FTP — Functional Threshold Power — is the highest average power you can sustain for roughly 60 minutes. It's the cornerstone of structured cycling training because every training zone derives from it. Raise your FTP and you become a faster, more efficient rider across every distance and terrain.

The good news: FTP responds well to targeted indoor training. Eight weeks of structured work is enough to move the needle meaningfully, especially if you're newer to structured training or returning after a break.

Here's a plan that works.

Before You Start: Establish a Baseline

Do a proper FTP test before week one. The most common protocol is a 20-minute all-out effort — take 95% of that average power as your FTP. Warm up well, go as hard as you can sustain, and record the number. You'll retest at the end of week eight.

Log your result in VeloWorkout so you have a clean baseline to compare against.

The 8-Week Plan

Weeks 1–2: Aerobic Base

Target zone: Zone 2 (60–75% of FTP)
Sessions: 3–4 rides per week, 60–90 minutes each

This feels easy. That's the point. Zone 2 work builds mitochondrial density and aerobic efficiency — the engine that everything else runs on. Resist the urge to go harder. If you can hold a conversation, you're in the right zone.

Sample week: Mon off, Tue 75 min Z2, Wed off, Thu 75 min Z2, Fri off, Sat 90 min Z2, Sun off.

Weeks 3–4: Sweet Spot

Target zone: 88–93% of FTP
Key workout: 2×20 minutes at sweet spot with 5 min recovery between

Sweet spot training sits just below threshold — hard enough to drive adaptation, recoverable enough to do multiple times per week. The 2×20 format is a classic for good reason. It's uncomfortable but sustainable.

Add one Zone 2 ride per week to maintain aerobic base.

Sample week: Mon off, Tue 2×20 sweet spot, Wed 60 min Z2, Thu off, Fri 2×20 sweet spot, Sat 75 min Z2, Sun off.

Weeks 5–6: Threshold Intervals

Target zone: 95–105% of FTP
Key workout: 3×10–15 minutes at threshold with 5 min recovery

Now you're training right at and slightly above FTP. These sessions are genuinely hard — you should finish each interval feeling like you couldn't have gone much longer. The rest periods matter; take the full 5 minutes.

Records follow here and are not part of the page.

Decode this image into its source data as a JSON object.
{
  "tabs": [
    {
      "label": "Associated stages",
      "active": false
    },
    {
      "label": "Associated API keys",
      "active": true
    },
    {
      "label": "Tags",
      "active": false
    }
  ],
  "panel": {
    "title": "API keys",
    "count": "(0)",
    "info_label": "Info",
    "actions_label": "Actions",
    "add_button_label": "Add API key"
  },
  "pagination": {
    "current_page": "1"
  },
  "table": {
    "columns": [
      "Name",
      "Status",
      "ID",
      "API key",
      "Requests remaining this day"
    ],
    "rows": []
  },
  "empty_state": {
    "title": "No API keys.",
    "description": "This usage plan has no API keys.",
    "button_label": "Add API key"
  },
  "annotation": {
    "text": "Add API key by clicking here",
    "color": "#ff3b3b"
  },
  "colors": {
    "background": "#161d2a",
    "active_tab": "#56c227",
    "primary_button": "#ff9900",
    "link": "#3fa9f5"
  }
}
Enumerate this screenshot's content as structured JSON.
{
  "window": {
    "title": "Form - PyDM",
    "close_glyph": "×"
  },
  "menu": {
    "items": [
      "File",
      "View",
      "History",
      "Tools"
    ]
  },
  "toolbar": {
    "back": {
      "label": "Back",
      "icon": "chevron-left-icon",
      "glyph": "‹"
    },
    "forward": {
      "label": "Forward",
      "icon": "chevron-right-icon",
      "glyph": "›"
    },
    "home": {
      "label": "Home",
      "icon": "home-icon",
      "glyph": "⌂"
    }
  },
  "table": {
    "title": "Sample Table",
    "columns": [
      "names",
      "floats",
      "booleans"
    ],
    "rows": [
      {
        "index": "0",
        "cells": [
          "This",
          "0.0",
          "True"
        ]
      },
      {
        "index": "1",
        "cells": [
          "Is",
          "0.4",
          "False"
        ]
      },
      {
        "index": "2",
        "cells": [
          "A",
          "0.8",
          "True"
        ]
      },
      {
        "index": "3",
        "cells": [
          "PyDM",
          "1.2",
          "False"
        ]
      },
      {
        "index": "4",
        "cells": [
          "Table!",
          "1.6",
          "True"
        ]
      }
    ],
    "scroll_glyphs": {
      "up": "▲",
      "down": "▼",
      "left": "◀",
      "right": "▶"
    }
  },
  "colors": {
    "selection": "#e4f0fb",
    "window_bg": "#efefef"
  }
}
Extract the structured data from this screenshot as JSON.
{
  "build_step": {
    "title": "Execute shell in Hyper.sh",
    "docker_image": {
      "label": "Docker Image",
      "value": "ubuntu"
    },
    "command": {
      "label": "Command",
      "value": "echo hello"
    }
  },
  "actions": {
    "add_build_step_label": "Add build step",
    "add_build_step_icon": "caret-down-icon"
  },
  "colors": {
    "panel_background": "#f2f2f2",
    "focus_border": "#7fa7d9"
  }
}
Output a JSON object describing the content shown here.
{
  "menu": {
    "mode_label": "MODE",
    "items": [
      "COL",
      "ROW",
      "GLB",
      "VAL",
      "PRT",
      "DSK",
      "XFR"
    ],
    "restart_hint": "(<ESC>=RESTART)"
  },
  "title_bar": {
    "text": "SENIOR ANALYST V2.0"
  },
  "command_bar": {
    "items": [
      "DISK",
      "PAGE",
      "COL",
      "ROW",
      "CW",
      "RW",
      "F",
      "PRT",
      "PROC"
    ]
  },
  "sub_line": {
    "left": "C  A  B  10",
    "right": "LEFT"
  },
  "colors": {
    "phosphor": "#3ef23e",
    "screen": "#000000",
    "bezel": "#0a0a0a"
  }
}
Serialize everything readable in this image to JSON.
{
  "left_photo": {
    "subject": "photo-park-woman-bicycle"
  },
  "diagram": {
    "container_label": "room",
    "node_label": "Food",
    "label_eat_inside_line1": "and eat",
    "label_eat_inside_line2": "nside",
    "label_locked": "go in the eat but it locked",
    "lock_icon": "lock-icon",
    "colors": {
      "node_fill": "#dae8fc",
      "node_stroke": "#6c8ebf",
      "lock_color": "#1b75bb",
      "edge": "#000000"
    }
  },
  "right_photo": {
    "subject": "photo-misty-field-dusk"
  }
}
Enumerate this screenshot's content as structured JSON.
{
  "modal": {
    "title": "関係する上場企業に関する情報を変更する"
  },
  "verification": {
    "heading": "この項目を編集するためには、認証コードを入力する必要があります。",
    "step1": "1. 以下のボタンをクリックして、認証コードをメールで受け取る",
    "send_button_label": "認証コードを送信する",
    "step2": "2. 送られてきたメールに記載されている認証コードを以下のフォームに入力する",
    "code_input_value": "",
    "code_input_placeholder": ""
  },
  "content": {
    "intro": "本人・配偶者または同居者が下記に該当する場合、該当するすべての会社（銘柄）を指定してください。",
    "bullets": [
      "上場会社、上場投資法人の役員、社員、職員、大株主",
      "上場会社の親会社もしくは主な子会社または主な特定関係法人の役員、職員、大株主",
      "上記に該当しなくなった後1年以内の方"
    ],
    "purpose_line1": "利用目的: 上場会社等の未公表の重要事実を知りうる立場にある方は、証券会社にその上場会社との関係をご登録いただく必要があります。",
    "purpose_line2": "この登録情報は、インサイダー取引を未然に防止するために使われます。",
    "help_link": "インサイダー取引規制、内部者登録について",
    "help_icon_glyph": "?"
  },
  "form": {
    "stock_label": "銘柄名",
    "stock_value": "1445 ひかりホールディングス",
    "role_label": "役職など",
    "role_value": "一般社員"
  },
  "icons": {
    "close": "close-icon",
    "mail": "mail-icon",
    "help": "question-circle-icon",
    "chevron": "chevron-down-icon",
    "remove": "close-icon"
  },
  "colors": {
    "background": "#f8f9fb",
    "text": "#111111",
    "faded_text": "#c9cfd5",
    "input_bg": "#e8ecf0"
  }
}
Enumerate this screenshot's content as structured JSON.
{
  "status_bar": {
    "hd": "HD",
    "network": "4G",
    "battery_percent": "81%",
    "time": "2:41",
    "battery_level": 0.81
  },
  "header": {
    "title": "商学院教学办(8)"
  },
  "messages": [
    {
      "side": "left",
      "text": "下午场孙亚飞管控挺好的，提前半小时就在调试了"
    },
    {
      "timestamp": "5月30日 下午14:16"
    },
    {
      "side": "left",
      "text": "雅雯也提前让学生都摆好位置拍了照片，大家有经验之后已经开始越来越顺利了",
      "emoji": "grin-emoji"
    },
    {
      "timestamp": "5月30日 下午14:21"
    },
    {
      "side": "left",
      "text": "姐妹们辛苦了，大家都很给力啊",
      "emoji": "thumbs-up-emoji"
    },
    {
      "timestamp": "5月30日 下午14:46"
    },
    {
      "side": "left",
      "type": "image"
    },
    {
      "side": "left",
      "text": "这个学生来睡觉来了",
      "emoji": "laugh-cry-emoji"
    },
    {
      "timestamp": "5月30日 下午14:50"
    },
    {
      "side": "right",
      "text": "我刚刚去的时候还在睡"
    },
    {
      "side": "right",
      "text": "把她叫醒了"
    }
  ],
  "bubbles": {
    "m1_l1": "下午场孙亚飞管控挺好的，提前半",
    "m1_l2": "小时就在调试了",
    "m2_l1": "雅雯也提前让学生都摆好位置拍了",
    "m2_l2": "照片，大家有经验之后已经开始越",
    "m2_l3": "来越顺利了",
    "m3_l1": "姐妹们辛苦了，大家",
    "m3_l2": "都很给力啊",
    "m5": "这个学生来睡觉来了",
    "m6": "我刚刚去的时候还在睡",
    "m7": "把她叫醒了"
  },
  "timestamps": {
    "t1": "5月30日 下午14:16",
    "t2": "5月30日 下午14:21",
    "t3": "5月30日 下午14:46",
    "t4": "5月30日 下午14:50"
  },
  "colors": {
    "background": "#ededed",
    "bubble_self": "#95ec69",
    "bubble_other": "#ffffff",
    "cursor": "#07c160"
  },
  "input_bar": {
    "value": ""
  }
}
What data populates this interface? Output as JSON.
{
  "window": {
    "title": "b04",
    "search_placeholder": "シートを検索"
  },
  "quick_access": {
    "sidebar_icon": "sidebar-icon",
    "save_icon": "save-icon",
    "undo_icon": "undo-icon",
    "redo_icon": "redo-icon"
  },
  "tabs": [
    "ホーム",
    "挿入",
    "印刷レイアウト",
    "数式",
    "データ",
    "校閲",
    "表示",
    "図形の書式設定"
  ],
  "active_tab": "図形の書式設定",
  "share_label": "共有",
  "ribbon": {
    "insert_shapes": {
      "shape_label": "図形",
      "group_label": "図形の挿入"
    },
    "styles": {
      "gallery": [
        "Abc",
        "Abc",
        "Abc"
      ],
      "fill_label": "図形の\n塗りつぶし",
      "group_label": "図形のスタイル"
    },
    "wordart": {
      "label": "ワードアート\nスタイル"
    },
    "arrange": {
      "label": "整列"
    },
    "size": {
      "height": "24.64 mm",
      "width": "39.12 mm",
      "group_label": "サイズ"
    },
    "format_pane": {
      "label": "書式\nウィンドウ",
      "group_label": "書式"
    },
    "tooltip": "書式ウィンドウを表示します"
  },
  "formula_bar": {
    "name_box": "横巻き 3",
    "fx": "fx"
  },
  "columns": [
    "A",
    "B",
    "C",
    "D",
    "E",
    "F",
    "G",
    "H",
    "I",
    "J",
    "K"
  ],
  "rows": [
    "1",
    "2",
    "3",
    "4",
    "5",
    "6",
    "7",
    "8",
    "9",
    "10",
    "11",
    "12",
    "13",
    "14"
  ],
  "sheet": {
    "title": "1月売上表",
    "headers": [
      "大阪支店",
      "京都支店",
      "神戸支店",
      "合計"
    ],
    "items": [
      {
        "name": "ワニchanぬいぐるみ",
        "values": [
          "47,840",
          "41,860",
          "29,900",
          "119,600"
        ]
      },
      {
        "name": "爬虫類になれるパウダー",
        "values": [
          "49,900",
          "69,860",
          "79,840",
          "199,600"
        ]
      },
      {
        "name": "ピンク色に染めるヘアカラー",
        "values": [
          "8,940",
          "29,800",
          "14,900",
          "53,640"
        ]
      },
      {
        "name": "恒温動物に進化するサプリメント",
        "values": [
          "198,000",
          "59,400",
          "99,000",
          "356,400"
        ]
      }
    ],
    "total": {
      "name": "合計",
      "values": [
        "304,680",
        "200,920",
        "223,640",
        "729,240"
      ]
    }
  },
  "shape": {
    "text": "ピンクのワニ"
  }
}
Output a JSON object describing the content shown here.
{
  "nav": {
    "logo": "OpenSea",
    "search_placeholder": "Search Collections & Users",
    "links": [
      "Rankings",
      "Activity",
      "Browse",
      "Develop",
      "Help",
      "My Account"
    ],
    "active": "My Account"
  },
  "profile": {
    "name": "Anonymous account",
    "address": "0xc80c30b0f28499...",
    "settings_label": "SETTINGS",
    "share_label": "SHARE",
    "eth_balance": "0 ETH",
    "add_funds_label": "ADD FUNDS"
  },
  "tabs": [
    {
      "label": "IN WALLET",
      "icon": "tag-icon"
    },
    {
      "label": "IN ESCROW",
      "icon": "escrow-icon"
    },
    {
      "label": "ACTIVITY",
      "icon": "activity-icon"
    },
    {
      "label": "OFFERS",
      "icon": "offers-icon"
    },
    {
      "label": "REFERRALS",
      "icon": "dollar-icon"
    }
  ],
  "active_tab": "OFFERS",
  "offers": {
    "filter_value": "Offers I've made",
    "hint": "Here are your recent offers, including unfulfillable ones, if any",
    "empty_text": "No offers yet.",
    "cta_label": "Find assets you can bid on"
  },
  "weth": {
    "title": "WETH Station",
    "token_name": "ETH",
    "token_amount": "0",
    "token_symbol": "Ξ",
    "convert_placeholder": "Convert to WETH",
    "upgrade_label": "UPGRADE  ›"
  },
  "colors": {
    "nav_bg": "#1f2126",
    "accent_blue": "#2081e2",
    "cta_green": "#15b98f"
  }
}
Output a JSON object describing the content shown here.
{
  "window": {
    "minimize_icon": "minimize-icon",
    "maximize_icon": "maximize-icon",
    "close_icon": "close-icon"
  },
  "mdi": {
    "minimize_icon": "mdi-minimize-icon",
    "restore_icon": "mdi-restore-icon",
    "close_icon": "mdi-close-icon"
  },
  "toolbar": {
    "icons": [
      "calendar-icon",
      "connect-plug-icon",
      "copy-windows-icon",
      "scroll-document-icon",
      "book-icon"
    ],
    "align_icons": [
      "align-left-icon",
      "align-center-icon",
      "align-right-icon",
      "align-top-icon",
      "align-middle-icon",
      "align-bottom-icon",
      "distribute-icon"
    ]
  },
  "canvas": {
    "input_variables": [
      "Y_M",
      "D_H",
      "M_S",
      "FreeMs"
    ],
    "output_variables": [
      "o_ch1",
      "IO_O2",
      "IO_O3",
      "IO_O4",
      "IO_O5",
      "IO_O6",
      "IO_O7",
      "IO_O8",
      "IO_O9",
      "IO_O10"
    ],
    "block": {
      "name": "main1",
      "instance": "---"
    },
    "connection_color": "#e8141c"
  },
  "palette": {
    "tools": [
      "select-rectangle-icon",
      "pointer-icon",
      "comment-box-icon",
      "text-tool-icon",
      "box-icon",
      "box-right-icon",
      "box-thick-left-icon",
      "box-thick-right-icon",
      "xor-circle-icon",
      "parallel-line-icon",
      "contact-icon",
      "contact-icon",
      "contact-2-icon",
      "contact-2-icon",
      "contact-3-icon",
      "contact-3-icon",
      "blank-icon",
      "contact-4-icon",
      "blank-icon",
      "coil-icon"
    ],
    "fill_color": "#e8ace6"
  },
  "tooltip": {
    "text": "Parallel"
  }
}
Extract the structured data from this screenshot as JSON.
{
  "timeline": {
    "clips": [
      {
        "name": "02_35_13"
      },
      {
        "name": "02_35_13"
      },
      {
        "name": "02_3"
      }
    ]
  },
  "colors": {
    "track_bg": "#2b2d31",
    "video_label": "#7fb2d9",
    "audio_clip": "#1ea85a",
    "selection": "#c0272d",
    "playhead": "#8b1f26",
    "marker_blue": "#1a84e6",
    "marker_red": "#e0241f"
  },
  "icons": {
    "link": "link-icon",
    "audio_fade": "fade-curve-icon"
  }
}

Keep one recovery/Z2 ride per week.

Sample week: Mon off, Tue 3×12 min threshold, Wed 60 min easy, Thu off, Fri 3×12 min threshold, Sat 75 min Z2, Sun off.

Week 7: VO2max Efforts

Target zone: 106–120% of FTP
Key workout: 5×3–5 minutes with equal or slightly longer recovery

Short, sharp, and very uncomfortable. VO2max work pushes your cardiovascular ceiling — your body's maximum ability to use oxygen. After six weeks of base and threshold work, your body is primed to respond. Keep these efforts controlled: you want maximum sustained effort, not a sprint.

Sample week: Mon off, Tue 5×4 min VO2, Wed easy 45 min, Thu off, Fri 5×3 min VO2, Sat easy 60 min, Sun off.

Week 8: Taper + Retest

Cut volume by 40–50%. Keep one or two short, sharp efforts to stay sharp but let fatigue drain away. By day 5 or 6, you should feel noticeably fresher.

Retest your FTP on day 7 or 8 using the same protocol as your baseline. Most people following this plan see a 5–12% improvement. Log the new number in VeloWorkout and compare the trend.

A Few Notes on Making This Work

Consistency beats intensity. Missing two sessions a week is more damaging than dialing back intensity. Show up, even on the easy days.

Eat to train. Zone 2 sessions can be fasted, but anything above sweet spot needs fuel. Don't short-change your recovery.

Track everything. Use VeloWorkout to log each session — power, perceived effort, notes. Patterns in that data will tell you things your body can't.

Eight weeks. Baseline, build, sharpen, test. It works.